As you may know, one of our founders Russ Farmer is serving on a joint committee of the National Defense Industry Association (NDIA) and the Small Business Technology Council (SBTC) to work with the Defense Contract Audit Agency (DCAA) to help discuss and resolve issues critical to small business. A guidance memorandum (13-PAC-026(R) came out of the DCAA office this week as the result of the committee that Russ heads up.
There has been concern from many small businesses in the last couple of years that the DCAA was questioning expenses and, in many cases, disallowing expenses from consultants to contractors. The issue seemed to be most onerous when the DCAA applied current trends to ICP audits, some of which were 6 or 7 years old. The memo from the DCAA Assistant Director to all Regional Directors and other management within the DCAA. This memo calls for new guidance on how auditors should look at consultant costs, and specifically, how to apply FAR Part 31.205-33(f). While the guidelines still give a lot of latitude to the auditors, the memo does outline specific guidelines on how the regulation should be interpreted and applied. This should serve to help make the way DCAA looks at consultant expenses, and the documentation of these expenses for audit purposes, more consistent. It should also ease some of the problems that companies were having with audits of old ICP's.
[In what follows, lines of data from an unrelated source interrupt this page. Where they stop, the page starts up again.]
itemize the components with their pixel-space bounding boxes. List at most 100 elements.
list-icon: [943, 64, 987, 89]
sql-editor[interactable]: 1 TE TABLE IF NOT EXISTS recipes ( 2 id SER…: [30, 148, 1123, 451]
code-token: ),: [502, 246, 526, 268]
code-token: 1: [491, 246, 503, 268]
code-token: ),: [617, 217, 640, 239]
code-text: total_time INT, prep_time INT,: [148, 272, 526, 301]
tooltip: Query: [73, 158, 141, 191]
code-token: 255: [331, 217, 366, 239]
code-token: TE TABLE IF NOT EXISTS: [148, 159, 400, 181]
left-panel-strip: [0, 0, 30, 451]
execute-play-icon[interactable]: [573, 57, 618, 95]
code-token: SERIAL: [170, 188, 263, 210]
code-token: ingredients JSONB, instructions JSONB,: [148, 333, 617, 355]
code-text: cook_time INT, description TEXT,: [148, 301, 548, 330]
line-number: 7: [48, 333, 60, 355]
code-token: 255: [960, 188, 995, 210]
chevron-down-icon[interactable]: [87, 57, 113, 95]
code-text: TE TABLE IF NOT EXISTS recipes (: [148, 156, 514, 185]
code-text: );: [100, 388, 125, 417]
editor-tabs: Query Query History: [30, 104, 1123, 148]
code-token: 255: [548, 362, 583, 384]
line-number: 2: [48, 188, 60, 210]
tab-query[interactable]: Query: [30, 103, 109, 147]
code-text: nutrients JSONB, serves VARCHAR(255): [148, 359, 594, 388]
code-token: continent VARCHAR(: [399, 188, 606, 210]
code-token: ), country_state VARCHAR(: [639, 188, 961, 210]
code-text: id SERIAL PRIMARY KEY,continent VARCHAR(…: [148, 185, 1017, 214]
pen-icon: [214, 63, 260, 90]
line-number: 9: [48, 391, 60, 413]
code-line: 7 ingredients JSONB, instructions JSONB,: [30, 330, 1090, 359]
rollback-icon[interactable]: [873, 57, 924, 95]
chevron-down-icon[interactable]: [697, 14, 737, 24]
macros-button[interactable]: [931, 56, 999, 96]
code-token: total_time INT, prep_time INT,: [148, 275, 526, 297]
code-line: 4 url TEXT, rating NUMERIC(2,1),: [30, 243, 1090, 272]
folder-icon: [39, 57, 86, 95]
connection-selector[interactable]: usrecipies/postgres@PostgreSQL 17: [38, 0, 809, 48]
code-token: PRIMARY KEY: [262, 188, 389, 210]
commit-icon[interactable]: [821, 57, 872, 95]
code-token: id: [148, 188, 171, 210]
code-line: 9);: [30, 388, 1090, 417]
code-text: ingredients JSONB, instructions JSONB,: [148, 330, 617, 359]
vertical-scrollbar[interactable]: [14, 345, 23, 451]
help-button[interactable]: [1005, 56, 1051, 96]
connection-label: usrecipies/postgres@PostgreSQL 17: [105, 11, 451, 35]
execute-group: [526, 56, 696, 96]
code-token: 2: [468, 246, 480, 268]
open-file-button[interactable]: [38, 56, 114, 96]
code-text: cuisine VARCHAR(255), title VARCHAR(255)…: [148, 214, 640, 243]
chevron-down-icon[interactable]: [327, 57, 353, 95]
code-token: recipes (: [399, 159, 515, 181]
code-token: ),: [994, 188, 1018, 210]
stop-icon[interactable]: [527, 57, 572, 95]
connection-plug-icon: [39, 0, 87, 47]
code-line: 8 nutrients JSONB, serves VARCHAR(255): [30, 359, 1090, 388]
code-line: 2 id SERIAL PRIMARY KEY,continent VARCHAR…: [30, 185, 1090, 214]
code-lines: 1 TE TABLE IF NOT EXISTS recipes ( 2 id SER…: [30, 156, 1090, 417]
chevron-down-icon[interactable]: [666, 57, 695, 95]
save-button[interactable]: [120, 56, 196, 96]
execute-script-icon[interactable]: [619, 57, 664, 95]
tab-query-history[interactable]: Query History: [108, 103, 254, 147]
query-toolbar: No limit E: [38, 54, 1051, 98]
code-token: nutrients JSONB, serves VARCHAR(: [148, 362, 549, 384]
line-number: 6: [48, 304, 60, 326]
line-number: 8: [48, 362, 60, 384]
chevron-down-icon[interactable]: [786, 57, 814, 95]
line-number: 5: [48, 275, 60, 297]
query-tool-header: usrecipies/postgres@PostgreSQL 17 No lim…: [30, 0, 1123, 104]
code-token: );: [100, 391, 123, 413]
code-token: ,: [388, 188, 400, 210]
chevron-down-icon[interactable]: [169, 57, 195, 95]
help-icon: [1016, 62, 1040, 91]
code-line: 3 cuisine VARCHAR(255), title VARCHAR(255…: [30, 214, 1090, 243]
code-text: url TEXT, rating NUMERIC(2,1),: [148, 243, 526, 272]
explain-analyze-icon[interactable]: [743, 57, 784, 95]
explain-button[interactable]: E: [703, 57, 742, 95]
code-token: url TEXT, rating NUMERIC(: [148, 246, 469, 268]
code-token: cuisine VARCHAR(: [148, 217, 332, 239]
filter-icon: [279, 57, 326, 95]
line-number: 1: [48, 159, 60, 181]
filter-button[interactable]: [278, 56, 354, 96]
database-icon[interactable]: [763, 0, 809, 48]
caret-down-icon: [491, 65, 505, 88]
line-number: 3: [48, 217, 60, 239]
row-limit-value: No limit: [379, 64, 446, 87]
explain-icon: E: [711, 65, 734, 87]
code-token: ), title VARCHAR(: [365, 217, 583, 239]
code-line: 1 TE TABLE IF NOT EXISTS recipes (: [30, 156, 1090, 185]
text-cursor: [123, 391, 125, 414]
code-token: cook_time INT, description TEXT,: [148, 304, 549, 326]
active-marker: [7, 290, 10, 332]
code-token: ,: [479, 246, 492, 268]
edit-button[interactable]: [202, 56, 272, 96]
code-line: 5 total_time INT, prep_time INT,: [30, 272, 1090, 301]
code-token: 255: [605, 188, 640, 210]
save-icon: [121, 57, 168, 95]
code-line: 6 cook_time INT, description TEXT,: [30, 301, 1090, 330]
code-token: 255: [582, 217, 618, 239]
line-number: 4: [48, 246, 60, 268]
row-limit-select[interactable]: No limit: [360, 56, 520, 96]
One significant item from the DCAA memo that I think all small businesses should pay attention to is the guidelines about evidence for consultants. The guideline outlines several things that the contractor should maintain for evidence in an audit and those include:
- An agreement that explains what the consultant will be doing for the contractor
- A copy of the bill for the actual services rendered, including sufficient evidence as to the time expended and the nature of the services provided to determine what was done in exchange for the payment requested, and that the terms of the agreement were met. This documentation does not need to be included on the actual invoice and can be supported by other evidence provided by the contractor
- Explanation fo what the consultant accomplished for the fees paid - this could be information on the invoice, a drawing, a power point presentation, or some other evidence of the service provided.